I recently attended the convention of the Montana Broadcasters Association, and just a few weeks before that I had been at an event sponsored by the Washington State Association of Broadcasters. Talking with small market TV Broadcasters in those states, an issue that does not affect major television markets but which complicates the digital transition has become clear. In smaller markets in many states, particularly in some of the western states where there are multiple geographically dispersed cities in many television markets, there is at least one network affiliate in many cities that is either an LPTV or TV translator station. As we’ve written before, LPTV and translator stations are not required to convert to digital by the February 2009 digital conversion deadline. Instead, these stations can continue to operate in analog until an as yet unspecified date in the future. While these stations are allowed to convert to digital, many do not have the resources to do so. Thus, many of these stations will continue to broadcast in analog after the February 18 transition deadline. What makes the issue particularly problematic is that most DTV converters do not allow the "pass through" of analog programming, i.e. once they are hooked up, television sets only receive digital signals and analog signals are effectively blocked. This presents the potential of marketplace confusion for those viewers who do not receive their signals from cable or satellite, as they will be getting conflicting messages – being told to get a digital converter to pick up the full-power stations in a market as they convert to digital, but if the consumer buys the wrong converter box, they will not be able to receive other LPTV and translator stations in the same market.
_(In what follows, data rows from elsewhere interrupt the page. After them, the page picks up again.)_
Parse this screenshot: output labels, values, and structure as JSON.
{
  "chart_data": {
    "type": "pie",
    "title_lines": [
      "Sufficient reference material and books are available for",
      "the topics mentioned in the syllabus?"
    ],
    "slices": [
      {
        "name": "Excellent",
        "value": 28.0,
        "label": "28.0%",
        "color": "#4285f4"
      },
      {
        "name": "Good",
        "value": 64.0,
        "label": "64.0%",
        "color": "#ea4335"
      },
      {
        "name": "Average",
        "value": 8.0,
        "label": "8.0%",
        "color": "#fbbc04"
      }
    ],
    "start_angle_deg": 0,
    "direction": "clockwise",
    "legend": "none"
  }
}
The problem has been exaggerated as converter boxes with analog pass through have been delayed in reaching the marketplace. When I bought converter boxes in Washington, DC early last month, neither of the two major electronics retailers had the converter boxes with analog pass-through available. A well-reviewed box from EchoStar was supposed to hit stores last month, but it is in short supply. I can find it on-line only at the Dish Network’s (owned by EchoStar) own website. Thus, for households who buy and connect most of the available digital converter boxes, suddenly their analog LPTV stations are gone. In some of these smaller Western markets, that may mean the loss of one or more local network affiliates.
So why don’t the LPTV station’s just convert to digital? One reason is cost. In these small markets, the revenues are naturally much lower than those available to a large market TV station. So the cost of the mandatory conversion of the full-power station with which the low power or translator is associated already strains the budget of the local station. The costs to convert the LPTV or translator station are necessarily secondary. And, I have been told, in many cases it runs several hundred thousand dollars to convert even an LPTV to digital, so it puts a strain on a local licensee to pay to make the transition at any time, much less as at the same time as the associated full powered station makes the required switch to digital. And in some markets, stations may have multiple translators that need to be converted, and in some places, those translators are not even owned by the primary station but by poorly funded municipal authorities or voluntary TV associations formed to bring TV reception to rural areas. Certainly, these organizations are hard-pressed to pay for a digital conversion of the translators they operate. And the residents of these very rural areas in small western markets like those in Montana are the ones least likely to get cable or local-into-local satellite service.
Thus, stations in these smaller markets have an even harder and more nuanced consumer education task ahead of them. They must get viewers ready for the digital transition for the full-power stations in the market, but they must also let consumers know that only certain digital converter boxes will allow the reception of the translators and LPTV stations that are not making the conversion. The Wilmington test (about which we wrote here) will provide one test of how this message will be received, as there is at least one LPTV station in that market that is not making the digital conversion in September. But the real test as to how well the message gets out will be next February. LPTV and translator stations form an integral part of the television industry especially in western markets, and they cannot be abandoned. Thus, the entire industry must join in efforts to recognize and ameliorate their issues to the extent possible, so that everyone is ready for next year’s digital transition.